Several years ago two ducks suddenly appeared in our backyard.  The mallards, one male, one female, seemed to think our swimming pool was their vacation home.  We thought they were cute, we tolerated the intrusion, and we even named them Frick and Frack.

Frick and Frack showed up just about every year.  One season, Frack, the female, built a nest and laid eggs, but none of the ducklings survived.  Some years the two flew into the yard often, other years we’d rarely see them.  But this year, Frick and Frack moved in.  Maybe they were sheltering-in-place in our yard?  Another male showed up.  So the squatters, Frick, Frack and Frank dominated the pool area.

This seemed innocent enough until our grandkids noticed an increasing amount of duck poop on the deck beside the pool.  Not cool! 

My wife, Lori began to casually shoo the ducks away whenever she saw them.  One time, as she was chasing one off, Lori saw Frick (or maybe it was Frank) poop right in the pool.  Definitely not cool!  

Operation “Duck-Be-Gone” was now under way!  Lori was more determined than ever to rid our lives from these mallard menaces.  So, she consulted an experienced swimming pool service technician for advice.

The pool man had three suggestions:

1.      There is a chemical one can put in a swimming pool that deters ducks.  It is actually called, “Duck Off.”  Our pool man reported that our pool chemicals are pretty well balanced, so he suggested we try something else.  Evidently our PH-level is fine and our POOP-level is low!

2.     Owls are natural predators of ducks, so the pool expert mentioned getting some metal owls with swivel heads to scare off the mallards.  We were not sure where to purchase a bobble-head owl, so Lori landed on the third tip:

3.      Find an inflatable alligator toy to put in the pool.  Ducks do not like prowler-infested waters.  

Lori secured a blow-up alligator.  It was the cheapest option, and even if it didn’t work, the kids can play on it.

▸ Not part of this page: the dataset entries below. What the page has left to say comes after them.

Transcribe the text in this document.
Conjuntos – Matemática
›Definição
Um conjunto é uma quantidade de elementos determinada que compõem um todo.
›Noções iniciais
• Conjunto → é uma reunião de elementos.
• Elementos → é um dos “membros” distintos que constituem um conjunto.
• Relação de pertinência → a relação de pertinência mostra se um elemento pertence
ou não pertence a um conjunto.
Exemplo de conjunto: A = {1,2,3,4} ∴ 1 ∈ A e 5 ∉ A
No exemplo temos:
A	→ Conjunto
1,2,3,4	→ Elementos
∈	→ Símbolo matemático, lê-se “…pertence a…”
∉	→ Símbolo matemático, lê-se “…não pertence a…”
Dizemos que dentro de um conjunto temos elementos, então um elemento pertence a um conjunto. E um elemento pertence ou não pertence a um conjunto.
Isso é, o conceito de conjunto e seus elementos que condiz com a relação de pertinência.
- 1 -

 The alligator is in the pool.

No more ducks.

This whole duck-umentary deal reminds me of temptation and sin.  When temptation emerges, it seems pretty cute, and maybe even harmless.  But if we let it hang around, we may find ourselves stepping in to, well, poop.

 James put it this way:

But each person is tempted when they are dragged away by their own evil desire and enticed.  Then, after desire has conceived, it gives birth to sin; and sin, when it is full-grown, gives birth to death. - James 1:14-15 (NIV)

 We can tolerate sin, but that will leave a mess.  We need to be as determined as Lori to rid our lives of iniquity and evil. Maybe we need to consult a pool man, or pastor or counselor for tips.  But we can’t allow sin to hijack our lives. 

We need to obtain an alligator!

Unfortunately, this story is not over.  One of the male mallards showed up again yesterday.  Once the ducks learn that the floating thing is not a real threat, they can come back.

Battling ducks - and temptation is a life-long struggle.  I wonder how much that “Duck Off” stuff costs?